The guardrails that large organizations erect around internal AI development, approved tools lists, security reviews, mandatory component libraries, standardized design systems, are reasonable responses to real risks. They are also, when applied without judgment, a mechanism for producing the same hotel-room software inside the organization that the market produces outside it. The citizen coder who wants to build something specific for their team runs into the approved component library, which was chosen because it works for everyone, which means it works for no one in particular, which means the output loses the specificity before it ships.

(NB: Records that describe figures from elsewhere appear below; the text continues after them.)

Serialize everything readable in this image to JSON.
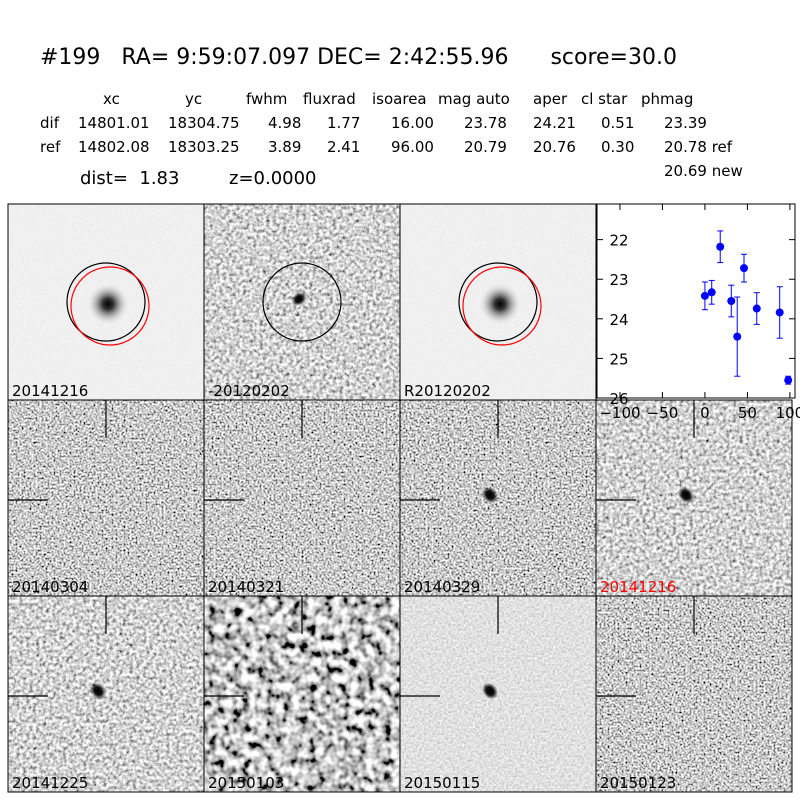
{
  "header": {
    "title": "#199   RA= 9:59:07.097 DEC= 2:42:55.96      score=30.0"
  },
  "table": {
    "columns": [
      "xc",
      "yc",
      "fwhm",
      "fluxrad",
      "isoarea",
      "mag auto",
      "aper",
      "cl star",
      "phmag"
    ],
    "rows": [
      [
        "dif",
        "14801.01",
        "18304.75",
        "4.98",
        "1.77",
        "16.00",
        "23.78",
        "24.21",
        "0.51",
        "23.39"
      ],
      [
        "ref",
        "14802.08",
        "18303.25",
        "3.89",
        "2.41",
        "96.00",
        "20.79",
        "20.76",
        "0.30",
        "20.78 ref"
      ]
    ],
    "extra": "20.69 new"
  },
  "dist": "dist=  1.83",
  "z": "z=0.0000",
  "panels": [
    {
      "label": "20141216"
    },
    {
      "label": "-20120202"
    },
    {
      "label": "R20120202"
    },
    {
      "label": "20140304"
    },
    {
      "label": "20140321"
    },
    {
      "label": "20140329"
    },
    {
      "label": "20141216",
      "label_color": "#ff0000"
    },
    {
      "label": "20141225"
    },
    {
      "label": "20150103"
    },
    {
      "label": "20150115"
    },
    {
      "label": "20150123"
    }
  ],
  "chart_data": {
    "type": "errorbar",
    "xlim": [
      -127,
      106
    ],
    "ylim": [
      26,
      21.1
    ],
    "xticks": [
      {
        "value": -100,
        "label": "−100"
      },
      {
        "value": -50,
        "label": "−50"
      },
      0,
      50,
      100
    ],
    "yticks": [
      22,
      23,
      24,
      25,
      26
    ],
    "series": [
      {
        "color": "#0000ff",
        "x": [
          0,
          8,
          18,
          31,
          38,
          46,
          61,
          88,
          98
        ],
        "values": [
          23.42,
          23.33,
          22.18,
          23.55,
          24.45,
          22.72,
          23.74,
          23.84,
          25.55
        ],
        "errors": [
          0.35,
          0.3,
          0.4,
          0.4,
          1.0,
          0.35,
          0.4,
          0.65,
          0.1
        ]
      }
    ]
  }
}
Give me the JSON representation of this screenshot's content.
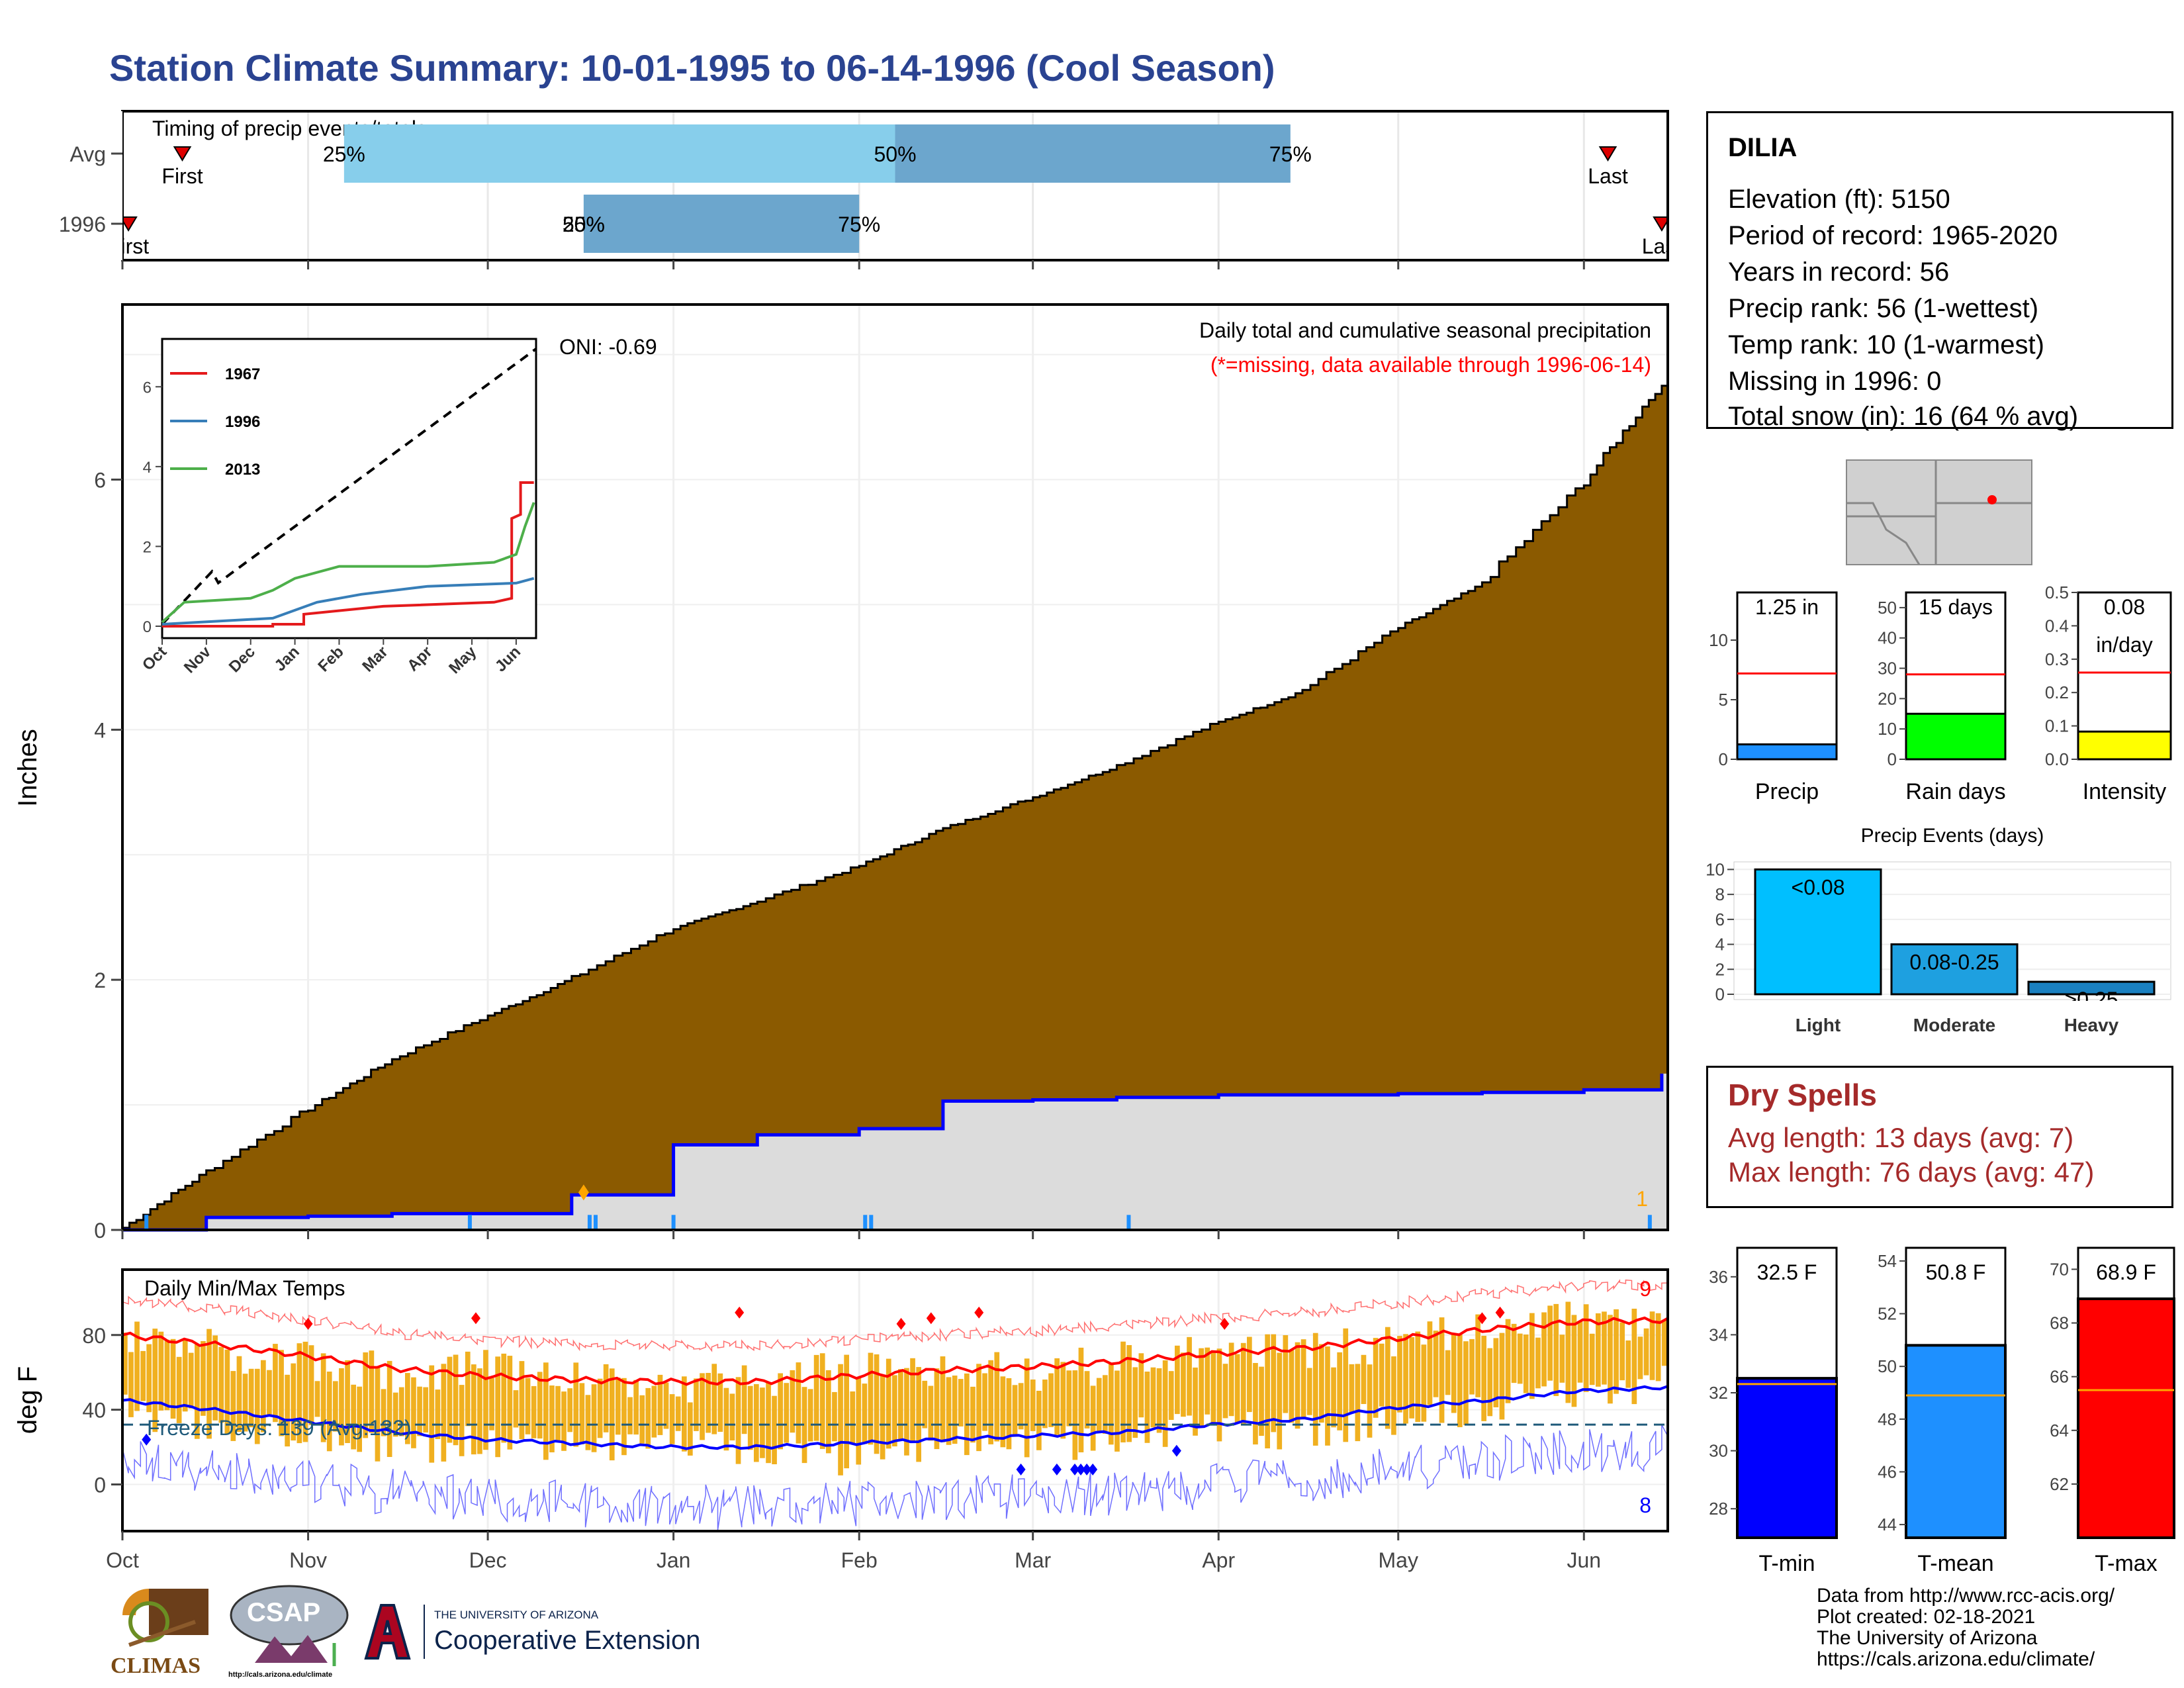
{
  "title": "Station Climate Summary: 10-01-1995 to 06-14-1996 (Cool Season)",
  "colors": {
    "title": "#2a4391",
    "precip_fill": "#8b5a00",
    "current_fill": "#dcdcdc",
    "current_line": "#0000ff",
    "temp_bar": "#f0b020",
    "tmax": "#ff0000",
    "tmin": "#0000ff",
    "dry": "#a52a2a"
  },
  "timing": {
    "label": "Timing of precip events/totals",
    "rows": [
      {
        "label": "Avg",
        "first": "First",
        "last": "Last",
        "pct": [
          "25%",
          "50%",
          "75%"
        ],
        "p25": "1995-11-07",
        "p50": "1996-02-07",
        "p75": "1996-04-13",
        "first_date": "1995-10-11",
        "last_date": "1996-06-05"
      },
      {
        "label": "1996",
        "first": "First",
        "last": "Last",
        "pct": [
          "25%",
          "50%",
          "75%"
        ],
        "p25": "1995-12-17",
        "p50": "1995-12-17",
        "p75": "1996-02-01",
        "first_date": "1995-10-02",
        "last_date": "1996-06-14"
      }
    ]
  },
  "precip_chart": {
    "ylabel": "Inches",
    "oni": "ONI: -0.69",
    "subtitle": "Daily total and cumulative seasonal precipitation",
    "missing_note": "(*=missing, data available through 1996-06-14)",
    "missing_count": "1",
    "yticks": [
      "0",
      "2",
      "4",
      "6"
    ],
    "ylim": [
      0,
      7.4
    ]
  },
  "inset": {
    "yticks": [
      "0",
      "2",
      "4",
      "6"
    ],
    "months": [
      "Oct",
      "Nov",
      "Dec",
      "Jan",
      "Feb",
      "Mar",
      "Apr",
      "May",
      "Jun"
    ],
    "legend": [
      {
        "name": "1967",
        "color": "#e41a1c"
      },
      {
        "name": "1996",
        "color": "#377eb8"
      },
      {
        "name": "2013",
        "color": "#4daf4a"
      }
    ]
  },
  "chart_data": [
    {
      "type": "area",
      "title": "Daily total and cumulative seasonal precipitation",
      "ylabel": "Inches",
      "ylim": [
        0,
        7.4
      ],
      "x": [
        "1995-10-01",
        "1995-10-15",
        "1995-11-01",
        "1995-11-15",
        "1995-12-01",
        "1995-12-15",
        "1996-01-01",
        "1996-01-15",
        "1996-02-01",
        "1996-02-15",
        "1996-03-01",
        "1996-03-15",
        "1996-04-01",
        "1996-04-15",
        "1996-05-01",
        "1996-05-15",
        "1996-06-01",
        "1996-06-14"
      ],
      "series": [
        {
          "name": "average cumulative",
          "values": [
            0.0,
            0.45,
            0.95,
            1.35,
            1.7,
            2.0,
            2.4,
            2.62,
            2.9,
            3.2,
            3.45,
            3.7,
            4.05,
            4.3,
            4.8,
            5.15,
            5.95,
            6.75
          ]
        },
        {
          "name": "1996 cumulative",
          "values": [
            0.0,
            0.1,
            0.11,
            0.13,
            0.13,
            0.28,
            0.68,
            0.76,
            0.81,
            1.03,
            1.04,
            1.06,
            1.08,
            1.08,
            1.09,
            1.1,
            1.12,
            1.25
          ]
        }
      ]
    },
    {
      "type": "bar",
      "title": "Daily Min/Max Temps",
      "ylabel": "deg F",
      "ylim": [
        -25,
        115
      ],
      "freeze_days": "Freeze Days: 139 (Avg:132)",
      "record_high_count": "9",
      "record_low_count": "8",
      "yticks": [
        "0",
        "40",
        "80"
      ],
      "x": [
        "1995-10-01",
        "1995-10-15",
        "1995-11-01",
        "1995-11-15",
        "1995-12-01",
        "1995-12-15",
        "1996-01-01",
        "1996-01-15",
        "1996-02-01",
        "1996-02-15",
        "1996-03-01",
        "1996-03-15",
        "1996-04-01",
        "1996-04-15",
        "1996-05-01",
        "1996-05-15",
        "1996-06-01",
        "1996-06-14"
      ],
      "series": [
        {
          "name": "avg max",
          "values": [
            80,
            75,
            69,
            62,
            58,
            56,
            55,
            55,
            58,
            61,
            63,
            66,
            70,
            73,
            78,
            83,
            87,
            88
          ]
        },
        {
          "name": "avg min",
          "values": [
            45,
            40,
            34,
            28,
            24,
            22,
            20,
            20,
            22,
            24,
            26,
            28,
            32,
            35,
            41,
            45,
            50,
            52
          ]
        },
        {
          "name": "daily max",
          "values": [
            78,
            72,
            66,
            60,
            62,
            58,
            52,
            58,
            60,
            63,
            58,
            66,
            72,
            70,
            76,
            82,
            90,
            86
          ]
        },
        {
          "name": "daily min",
          "values": [
            40,
            32,
            28,
            20,
            24,
            18,
            22,
            20,
            14,
            24,
            20,
            26,
            30,
            28,
            36,
            42,
            50,
            54
          ]
        }
      ]
    }
  ],
  "months": [
    "Oct",
    "Nov",
    "Dec",
    "Jan",
    "Feb",
    "Mar",
    "Apr",
    "May",
    "Jun"
  ],
  "temp_chart": {
    "title": "Daily Min/Max Temps",
    "ylabel": "deg F",
    "freeze": "Freeze Days: 139 (Avg:132)",
    "hi_count": "9",
    "lo_count": "8",
    "yticks": [
      "0",
      "40",
      "80"
    ]
  },
  "station": {
    "name": "DILIA",
    "lines": [
      "Elevation (ft): 5150",
      "Period of record: 1965-2020",
      "Years in record: 56",
      "Precip rank: 56 (1-wettest)",
      "Temp rank: 10 (1-warmest)",
      "Missing in 1996: 0",
      "Total snow (in): 16 (64 % avg)"
    ]
  },
  "mini_bars": [
    {
      "label": "Precip",
      "value_text": "1.25 in",
      "value": 1.25,
      "avg": 7.2,
      "max": 14,
      "yticks": [
        "0",
        "5",
        "10"
      ],
      "color": "#1e90ff"
    },
    {
      "label": "Rain days",
      "value_text": "15 days",
      "value": 15,
      "avg": 28,
      "max": 55,
      "yticks": [
        "0",
        "10",
        "20",
        "30",
        "40",
        "50"
      ],
      "color": "#00ff00"
    },
    {
      "label": "Intensity",
      "value_text": "0.08",
      "value_text2": "in/day",
      "value": 0.083,
      "avg": 0.26,
      "max": 0.5,
      "yticks": [
        "0.0",
        "0.1",
        "0.2",
        "0.3",
        "0.4",
        "0.5"
      ],
      "color": "#ffff00"
    }
  ],
  "events": {
    "title": "Precip Events (days)",
    "yticks": [
      "0",
      "2",
      "4",
      "6",
      "8",
      "10"
    ],
    "bars": [
      {
        "label": "Light",
        "bar_text": "<0.08",
        "value": 10,
        "color": "#00bfff"
      },
      {
        "label": "Moderate",
        "bar_text": "0.08-0.25",
        "value": 4,
        "color": "#1ea0e0"
      },
      {
        "label": "Heavy",
        "bar_text": ">0.25",
        "value": 1,
        "color": "#1a80c0"
      }
    ]
  },
  "dry_spells": {
    "title": "Dry Spells",
    "avg": "Avg length: 13 days (avg: 7)",
    "max": "Max length: 76 days (avg: 47)"
  },
  "temp_bars": [
    {
      "label": "T-min",
      "value_text": "32.5 F",
      "value": 32.5,
      "avg": 32.3,
      "min": 27,
      "max": 37,
      "yticks": [
        "28",
        "30",
        "32",
        "34",
        "36"
      ],
      "color": "#0000ff"
    },
    {
      "label": "T-mean",
      "value_text": "50.8 F",
      "value": 50.8,
      "avg": 48.9,
      "min": 43.5,
      "max": 54.5,
      "yticks": [
        "44",
        "46",
        "48",
        "50",
        "52",
        "54"
      ],
      "color": "#1e90ff"
    },
    {
      "label": "T-max",
      "value_text": "68.9 F",
      "value": 68.9,
      "avg": 65.5,
      "min": 60,
      "max": 70.8,
      "yticks": [
        "62",
        "64",
        "66",
        "68",
        "70"
      ],
      "color": "#ff0000"
    }
  ],
  "footer": [
    "Data from http://www.rcc-acis.org/",
    "Plot created: 02-18-2021",
    "The University of Arizona",
    "https://cals.arizona.edu/climate/"
  ],
  "logos": {
    "climas": "CLIMAS",
    "csap": "CSAP",
    "ua_small": "THE UNIVERSITY OF ARIZONA",
    "ua_big": "Cooperative Extension",
    "csap_url": "http://cals.arizona.edu/climate"
  }
}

Whether the hybrid model produces artisanal software or just faster generic software depends almost entirely on how much room the organization leaves for the people using it to actually shape it. That question is organizational and political, not technical. The technology is ready. The institutions are not.
Why the Market Is Real
The craft beer comparison is worth making seriously. When mass-produced beer achieved its final form, the market for alternatives did not disappear. It grew for thirty years. Not because people are nostalgic for something inferior. Because a segment of the market has always been willing to pay for something made for them specifically, by people with a genuine point of view about the thing they are making.
The artisanal software buyer is making the same rational calculation. The generic AI-generated tool does eighty percent of what they need, immediately, for almost nothing. The specific tool, built by and for people like them, accumulated over real time in response to real needs, does a hundred and ten percent. The price difference is justified by the fit difference. That is a market, and it is larger than the nostalgia market, because it is not about nostalgia at all.
The communities most likely to generate demand first are the ones already forming their own taste: developers, designers, researchers, operators in specific verticals with strong professional identities and a long history of being underserved by software built for the broadest possible buyer. These communities know the difference between a tool that was built for them and a tool that was built for everyone. They have always known. They are just about to have a name for the distinction.
The man in the film eventually figures out he is in the wrong apartment. The realization comes slowly, then all at once, when something is wrong in a way he cannot quite explain before he can. The space is correct. The space is not his.
That feeling is coming for enterprise software users everywhere, as the tools they use converge toward a common address that belongs to no one. The category that answers it is not a protest against efficiency. It is a market response to a real and growing need.
Artisanal software is software that has been lived in.
We are naming it now because the category is forming whether we name it or not. Better to name it clearly, define it precisely, and build it intentionally than to watch it emerge without a frame and get mistaken for nostalgia by people who missed the point.
You can tell as soon as you walk in.